Di kala bumi, hanya ada hewan-hewan, tumbuhan-tumbuhan, dan semesta lainnya, makhluk alien meneropong situasi dari galaksi yang dirahasiakan namanya. Tak sengaja galaksi tempat para alien hidup tersedot oleh lorong hitam dan membuat mereka berada di negeri – yang akhirnya diketahui bernama “Bumi”.

Pepohonan rimbun, sebuah rumah, parasit, bambu, dan sungai bersama sampahnya disulap menjadi sebuah pertunjukan seni multimedia yang eksotis. Dan semuanya itu mengajak penonton berjalan-jalan ke suatu dimensi. Musik elektrik muncul di udara. Mengelilingi ruang Tukad Abu yang lampu-lampunya sengaja diredupkan.

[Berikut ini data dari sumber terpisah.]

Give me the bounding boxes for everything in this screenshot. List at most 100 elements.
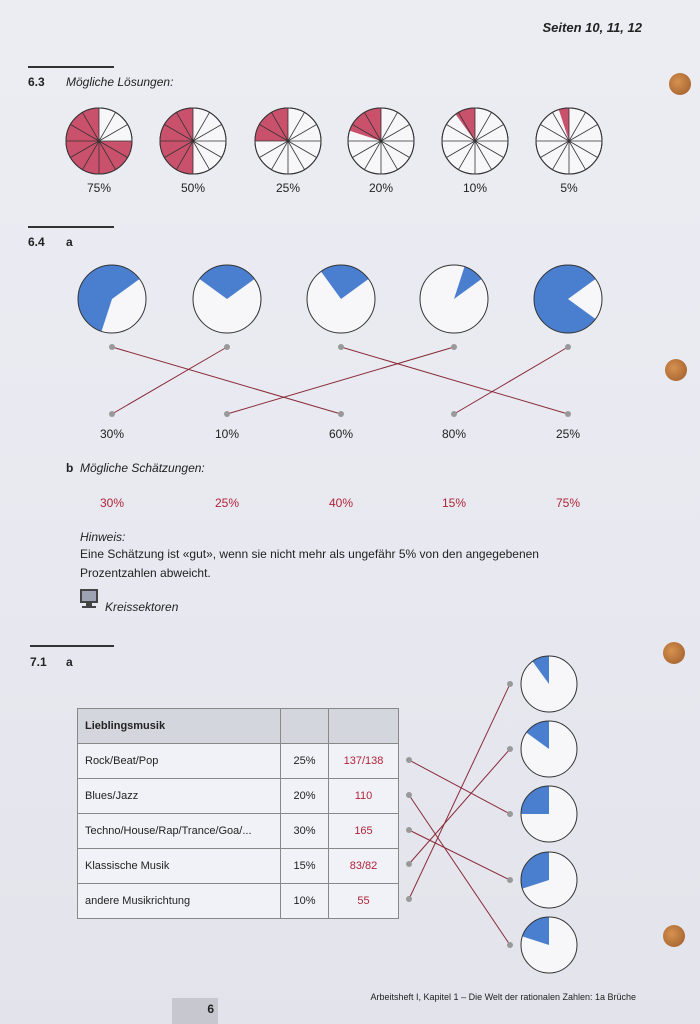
pie-6-3-spoke: [287, 112, 305, 142]
pie-6-4-sector: [454, 266, 482, 299]
pie-6-3-spoke: [287, 140, 317, 158]
punch-hole: [665, 359, 687, 381]
pie-6-3-label: 75%: [86, 181, 112, 195]
connector-dot: [406, 757, 412, 763]
estimate-value: 25%: [214, 496, 240, 510]
pie-6-3-spoke: [364, 140, 382, 170]
pie-6-3-spoke: [287, 124, 317, 142]
hint-line-2: Prozentzahlen abweicht.: [80, 566, 211, 580]
pie-6-3-spoke: [192, 112, 210, 142]
connector-dot: [565, 411, 571, 417]
section-rule: [30, 645, 114, 647]
match-line-6-4: [111, 346, 228, 415]
value-cell: 137/138: [328, 743, 399, 779]
connector-dot: [406, 792, 412, 798]
percent-label-6-4: 60%: [328, 427, 354, 441]
pie-6-3-spoke: [271, 140, 289, 170]
pie-6-3-outline: [65, 107, 133, 175]
pie-7-1-outline: [520, 851, 578, 909]
pie-6-3-spoke: [552, 112, 570, 142]
genre-cell: Blues/Jazz: [77, 778, 281, 814]
pie-6-3-spoke: [98, 140, 128, 158]
hint-title: Hinweis:: [80, 530, 126, 544]
pie-6-3-outline: [441, 107, 509, 175]
estimate-value: 15%: [441, 496, 467, 510]
genre-cell: Rock/Beat/Pop: [77, 743, 281, 779]
connector-dot: [507, 746, 513, 752]
value-cell: 55: [328, 883, 399, 919]
pie-6-3-spoke: [474, 124, 504, 142]
pie-6-3-spoke: [70, 124, 100, 142]
pie-6-3-spoke: [176, 112, 194, 142]
pie-6-3-spoke: [552, 140, 570, 170]
connector-dot: [507, 681, 513, 687]
part-label-a: a: [66, 655, 73, 669]
section-rule: [28, 226, 114, 228]
percent-cell: 15%: [280, 848, 329, 884]
music-table: Lieblingsmusik Rock/Beat/Pop 25% 137/138…: [77, 708, 399, 919]
section-label: Mögliche Lösungen:: [66, 75, 174, 89]
pie-6-3-sector: [255, 108, 288, 141]
footer-caption: Arbeitsheft I, Kapitel 1 – Die Welt der …: [370, 992, 636, 1002]
pie-6-3-spoke: [352, 124, 382, 142]
pie-7-1-outline: [520, 720, 578, 778]
connector-dot: [109, 411, 115, 417]
pie-7-1-sector: [532, 656, 549, 684]
page-number: 6: [172, 998, 218, 1024]
connector-dot: [338, 411, 344, 417]
pie-6-3-spoke: [380, 124, 410, 142]
pie-6-3-spoke: [271, 112, 289, 142]
computer-link-label[interactable]: Kreissektoren: [105, 600, 179, 614]
pie-6-3-spoke: [458, 140, 476, 170]
pie-6-3-outline: [535, 107, 603, 175]
pie-6-3-spoke: [364, 112, 382, 142]
pie-6-3-spoke: [176, 140, 194, 170]
pie-7-1-outline: [520, 916, 578, 974]
punch-hole: [663, 642, 685, 664]
pie-6-3-spoke: [568, 124, 598, 142]
pie-6-3-spoke: [540, 124, 570, 142]
connector-dot: [406, 827, 412, 833]
pie-6-4-outline: [419, 264, 489, 334]
pie-6-3-spoke: [259, 124, 289, 142]
estimate-value: 40%: [328, 496, 354, 510]
pie-6-3-spoke: [192, 124, 222, 142]
pie-6-3-outline: [159, 107, 227, 175]
match-line-7-1: [408, 829, 511, 881]
percent-label-6-4: 10%: [214, 427, 240, 441]
pie-6-3-spoke: [98, 124, 128, 142]
value-cell: 83/82: [328, 848, 399, 884]
estimate-value: 75%: [555, 496, 581, 510]
pie-6-3-spoke: [380, 140, 398, 170]
pie-6-3-label: 5%: [560, 181, 578, 195]
pie-6-3-spoke: [474, 140, 504, 158]
pie-7-1-sector: [526, 721, 549, 749]
connector-dot: [507, 811, 513, 817]
pie-6-3-label: 50%: [180, 181, 206, 195]
connector-dot: [406, 896, 412, 902]
section-number: 7.1: [30, 655, 47, 669]
pie-7-1-outline: [520, 785, 578, 843]
match-line-6-4: [453, 346, 569, 415]
pie-6-3-sector: [558, 108, 569, 141]
page-reference: Seiten 10, 11, 12: [542, 20, 643, 35]
pie-7-1-sector: [522, 917, 549, 945]
pie-6-3-label: 10%: [462, 181, 488, 195]
punch-hole: [669, 73, 691, 95]
table-header-genre: Lieblingsmusik: [77, 708, 281, 744]
percent-label-6-4: 30%: [99, 427, 125, 441]
connector-dot: [224, 344, 230, 350]
pie-6-4-sector: [321, 264, 369, 299]
table-header-row: Lieblingsmusik: [77, 708, 399, 744]
percent-label-6-4: 25%: [555, 427, 581, 441]
match-line-6-4: [340, 346, 569, 415]
section-number: 6.3: [28, 75, 45, 89]
pie-6-3-spoke: [352, 140, 382, 158]
pie-6-4-outline: [192, 264, 262, 334]
pie-6-3-label: 25%: [275, 181, 301, 195]
punch-hole: [663, 925, 685, 947]
pie-6-3-spoke: [192, 140, 210, 170]
genre-cell: andere Musikrichtung: [77, 883, 281, 919]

Datang cahaya berwarna-warni dari sebuah pohon yang direnovasi dengan puluhan bambu, parasit atau akar serabut, dan tumbuhan anggrek yang tumbuh liar di dahan pohon. Tak lama, cahaya lain hadir mengejutkan, menarik perhatian seperti sebuah layar sedang melorotkan kain dari tubuh wanita, yaitu Visual Art kedua yang ditampilkan melalui pepohonan besar yang tumbuh tua berdampingan dengan sungai. Musik tetap bersama udara.   Satu per satu ilustrasi hadir mengajak penonton bermain menembus  pintu yang telah lawas.

Human is Alien

Para alien mencoba bicara, tapi mereka tidak bisa berbahasa dan ini membuat mereka semakin aneh (alien) di mata kumpulan binatang dan tumbuhan. Alien pun merasa asing memandang makhluk-makhluk yang tak pernah dijumpainya. Ditambah, musim yang tak selalu tenang  dan ragam tumbuhan yang sebagian dari mereka adalah racun. Namun, hal-hal asing tersebut tidak mengurungkan niat mereka menjelajahi bumi. Dan  makhluk lain di bumi merasa tak senang dengan kehadiran alien alias manusia. Sampai   akhirnya, waktu membuktikan kerusakan-kerusakan akibat perbuatan manusia (human is alien). Manusia ‘mengasingkan’ diri mereka sendiri karena tidak pernah benar-benar ‘berkenalan’ dengan makhluk hidup dan alam semesta. Rintihan irama dedaunan pun jatuh, denting-denting tetumbuhan mengema berontak, dan nafas dentum alam liar mengilas permukaan bumi. 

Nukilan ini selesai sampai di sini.